恋愛ブログ

世にも不思議な物語。
出会いの数だけドラマがある。
一日一話愛の短編物語。
〜ショートストーリー〜

5.桜

2006年02月24日 | 春の物語
 家の縁側から庭を見ていると、一匹の猫が石の上で気持ち良さそうに日向ぼっこをしていた。私は猫につられて、大きな欠伸をした。
 春はあけぼのという事で、いてもたってもいられなくて、無性に散歩に行きたくなった。
 「おばあさん。散歩でも行きましょうか?」
 「そうですね。いいお天気ですものね。」
 「それでは、いきますか。」私は早速、杖を持って、帽子をかぶって、玄関を出た。隣には、着物を着たおばあさんがいた。
 外は温かい風が吹いていて、突風に帽子が飛ばされそうになった。私が飛ばされないように力を込めて押さえていると、おばあさんが笑っていた。
 私も一緒に笑って、おばあさんの笑顔と春の風が心地よかった。
 散歩道に桜の木が続いている所がある。桜の木々が春風に答えるかのように爽やかに咲いていた。おばあさんは、目を細めて桜を見ていた。その姿を見たら、出会った頃を思い出した。
 あの時、私は学生で転校生のおばあさんに一目惚れをした。
 朝早く、好きだから付き合って下さいと書いたラブレターをおばあさんの下駄箱に入れた。
 教室でおばあさんは恥しそうに手紙を読んでいた。
 私はドキドキと見て見ぬ振りをして友達とバカな話で盛り上がっていた。
 放課後。「気持ちはとてもうれしいです。ありがとう。」と返事をくれた。
 私はうれしくて、飛び跳ねて喜んだ。
 その日おばあさんと一緒に満開の桜道を下校した。
 私は、恥しがり屋でうまく話す事が出来なくて、黙って歩いていた。私の姿を見ておばあさんも黙って、歩いてくれた。
 おばあさんの隣を歩いているだけで胸がときめいていた。
 桜の道を歩いていると、桜が散っておばあさんの肩に花びらが一つ乗った。
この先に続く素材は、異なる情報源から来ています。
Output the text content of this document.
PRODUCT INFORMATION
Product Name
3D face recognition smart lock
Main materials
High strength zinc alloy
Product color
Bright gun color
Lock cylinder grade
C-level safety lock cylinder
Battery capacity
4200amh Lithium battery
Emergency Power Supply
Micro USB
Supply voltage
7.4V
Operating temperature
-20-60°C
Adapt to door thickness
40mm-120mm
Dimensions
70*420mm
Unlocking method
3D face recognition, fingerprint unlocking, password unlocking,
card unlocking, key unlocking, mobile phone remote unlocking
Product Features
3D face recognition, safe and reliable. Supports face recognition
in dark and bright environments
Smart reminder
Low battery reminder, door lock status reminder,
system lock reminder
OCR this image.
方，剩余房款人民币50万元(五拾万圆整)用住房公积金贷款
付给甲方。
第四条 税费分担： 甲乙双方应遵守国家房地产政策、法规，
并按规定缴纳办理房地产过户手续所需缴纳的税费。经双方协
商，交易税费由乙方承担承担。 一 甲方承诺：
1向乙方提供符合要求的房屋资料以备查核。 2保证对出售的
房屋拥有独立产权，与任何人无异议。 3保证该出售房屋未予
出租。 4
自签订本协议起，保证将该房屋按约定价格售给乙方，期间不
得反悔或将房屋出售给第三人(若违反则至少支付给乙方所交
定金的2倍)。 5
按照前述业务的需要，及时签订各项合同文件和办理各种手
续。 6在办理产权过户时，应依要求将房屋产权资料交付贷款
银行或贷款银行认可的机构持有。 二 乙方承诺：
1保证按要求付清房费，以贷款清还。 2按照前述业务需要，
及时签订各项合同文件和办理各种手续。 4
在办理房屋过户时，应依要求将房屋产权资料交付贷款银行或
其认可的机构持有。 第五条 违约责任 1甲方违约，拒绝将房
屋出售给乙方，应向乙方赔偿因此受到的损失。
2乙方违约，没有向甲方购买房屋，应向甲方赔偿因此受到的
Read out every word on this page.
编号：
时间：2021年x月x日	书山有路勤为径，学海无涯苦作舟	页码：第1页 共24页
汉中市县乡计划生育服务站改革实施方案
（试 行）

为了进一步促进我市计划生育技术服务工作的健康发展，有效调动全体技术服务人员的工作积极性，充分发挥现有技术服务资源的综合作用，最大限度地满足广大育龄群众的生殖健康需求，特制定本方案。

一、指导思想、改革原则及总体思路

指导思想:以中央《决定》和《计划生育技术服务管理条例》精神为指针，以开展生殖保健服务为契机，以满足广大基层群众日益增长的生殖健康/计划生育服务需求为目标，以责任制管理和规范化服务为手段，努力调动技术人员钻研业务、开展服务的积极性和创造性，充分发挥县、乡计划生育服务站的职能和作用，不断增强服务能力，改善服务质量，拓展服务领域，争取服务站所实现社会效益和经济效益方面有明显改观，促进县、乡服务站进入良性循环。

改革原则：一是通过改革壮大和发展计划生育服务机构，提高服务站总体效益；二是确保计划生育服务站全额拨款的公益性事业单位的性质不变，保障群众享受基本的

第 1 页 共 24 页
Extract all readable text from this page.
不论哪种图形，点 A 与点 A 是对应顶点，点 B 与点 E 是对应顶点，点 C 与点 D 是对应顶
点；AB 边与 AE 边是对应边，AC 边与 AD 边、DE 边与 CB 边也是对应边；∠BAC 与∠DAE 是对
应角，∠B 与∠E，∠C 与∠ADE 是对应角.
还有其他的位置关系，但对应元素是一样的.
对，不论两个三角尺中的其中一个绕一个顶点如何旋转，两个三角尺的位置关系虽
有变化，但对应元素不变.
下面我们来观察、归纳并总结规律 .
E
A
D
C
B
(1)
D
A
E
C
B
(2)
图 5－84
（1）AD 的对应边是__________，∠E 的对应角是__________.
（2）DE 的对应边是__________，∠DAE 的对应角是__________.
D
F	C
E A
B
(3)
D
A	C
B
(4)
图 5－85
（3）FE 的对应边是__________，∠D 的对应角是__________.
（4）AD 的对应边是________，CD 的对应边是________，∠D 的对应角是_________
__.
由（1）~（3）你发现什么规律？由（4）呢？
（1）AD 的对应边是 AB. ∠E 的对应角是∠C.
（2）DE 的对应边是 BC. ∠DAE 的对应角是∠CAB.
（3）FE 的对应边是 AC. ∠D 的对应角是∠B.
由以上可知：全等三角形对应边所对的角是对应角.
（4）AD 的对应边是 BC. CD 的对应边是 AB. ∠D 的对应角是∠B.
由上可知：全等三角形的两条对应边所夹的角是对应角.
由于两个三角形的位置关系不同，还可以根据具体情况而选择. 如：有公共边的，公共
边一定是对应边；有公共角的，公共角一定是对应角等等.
私は気になって、どうやったら取れるか一生懸命考えて見ていた。
 「何かついてますか?」おばあさんが私の視線を感じて聞いてきた。
 「一つ花びらが乗ってます。」私が照れながら言うと、固まった手で肩から花びらを払いのけた。
 「ありがとうございます。」おばあさんも微笑んでいた。それで緊張が解けて、二人の将来の事について熱く語った。会話が弾んで温かい気持ちで胸が一杯になった。
 桜の木が風に揺れ、花びらが一枚ずつ落ちてきた。そこだけ時間が止まっているかのような錯覚にとらわれた。
 桜の中では、隣にいるおばあさんの姿が学生服を着ている昔の姿に見えた。
 昔と変わらず桜のように素敵な人といる事が幸せだった。
 いつの時代でも、私はずっとおばあさんだけを愛している。